A third one pertains to prudential regulations that may not allow institutional investors to put their money into infrastructure development—a concern IRA and RBA share.

Despite constraints, Nzomo Mutuku, RBA acting chief executive officer, is excited by “emerging opportunities for pension schemes to participate in infrastructure projects through PPPs.” Such investments have the potential to deliver good returns to members besides their “feel-good effect,” as they see themselves contributing to development and transforming fellow Kenyans’ lives. According to Mr. Mutuku, investment guidelines, therefore, need amending to have a separate category for debt instruments for PPP projects for infrastructure or housing with a proposed maximum of 10 per cent. The final decision on this lies with trustees and fund managers of each pension scheme.

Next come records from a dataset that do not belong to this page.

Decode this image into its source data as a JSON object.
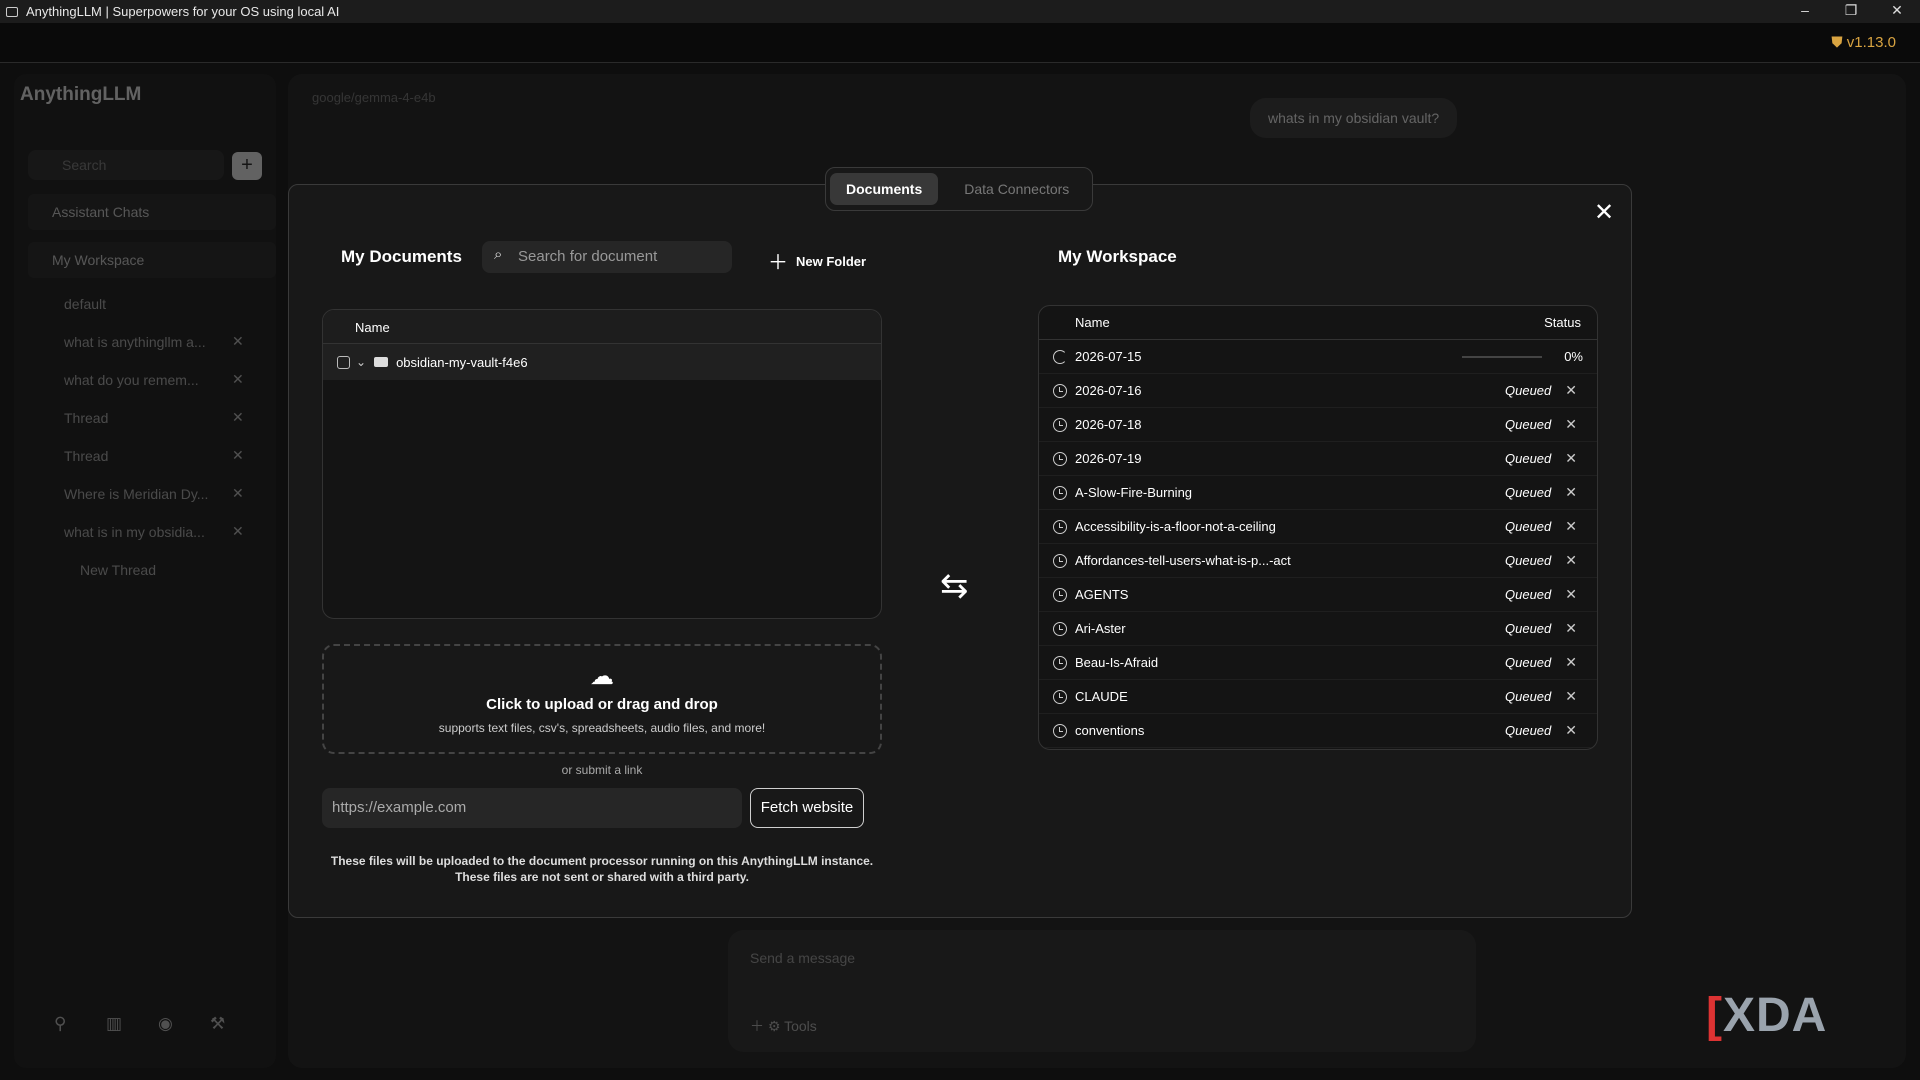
{
  "window": {
    "title": "AnythingLLM | Superpowers for your OS using local AI",
    "minimize": "–",
    "restore": "❐",
    "close": "✕"
  },
  "topbar": {
    "version": "v1.13.0"
  },
  "sidebar": {
    "logo": "AnythingLLM",
    "search_placeholder": "Search",
    "add": "+",
    "assistant_chats": "Assistant Chats",
    "workspace": "My Workspace",
    "threads": [
      {
        "label": "default"
      },
      {
        "label": "what is anythingllm a..."
      },
      {
        "label": "what do you remem..."
      },
      {
        "label": "Thread"
      },
      {
        "label": "Thread"
      },
      {
        "label": "Where is Meridian Dy..."
      },
      {
        "label": "what is in my obsidia..."
      }
    ],
    "new_thread": "New Thread"
  },
  "chat": {
    "model": "google/gemma-4-e4b",
    "user_message": "whats in my obsidian vault?",
    "composer_placeholder": "Send a message",
    "tools_label": "Tools"
  },
  "modal": {
    "tabs": [
      "Documents",
      "Data Connectors"
    ],
    "close": "✕",
    "my_documents": {
      "title": "My Documents",
      "search_placeholder": "Search for document",
      "new_folder": "New Folder",
      "column_name": "Name",
      "folder": "obsidian-my-vault-f4e6"
    },
    "upload": {
      "main": "Click to upload or drag and drop",
      "sub": "supports text files, csv's, spreadsheets, audio files, and more!",
      "or_link": "or submit a link",
      "url_placeholder": "https://example.com",
      "fetch_button": "Fetch website",
      "notice_1": "These files will be uploaded to the document processor running on this AnythingLLM instance.",
      "notice_2": "These files are not sent or shared with a third party."
    },
    "workspace": {
      "title": "My Workspace",
      "column_name": "Name",
      "column_status": "Status",
      "processing": {
        "name": "2026-07-15",
        "progress": "0%"
      },
      "queued_label": "Queued",
      "items": [
        "2026-07-16",
        "2026-07-18",
        "2026-07-19",
        "A-Slow-Fire-Burning",
        "Accessibility-is-a-floor-not-a-ceiling",
        "Affordances-tell-users-what-is-p...-act",
        "AGENTS",
        "Ari-Aster",
        "Beau-Is-Afraid",
        "CLAUDE",
        "conventions"
      ]
    }
  },
  "watermark": "XDA"
}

Though the road presents some challenges, there is consensus that expanding the highway will improve the economy. “Infrastructure investment is long-term, which dovetails with pension schemes, which are long-term investors and may mean higher returns for schemes, and by extension, scheme members,” Mutuku noted.

Robert Kuloba, chief manager of policy and research for the IRA, said infrastructure PPPs have long-term benefits. It will save lives, he said, and save funds paid out in claims, which insurance companies can then channel to development in a win-win situation.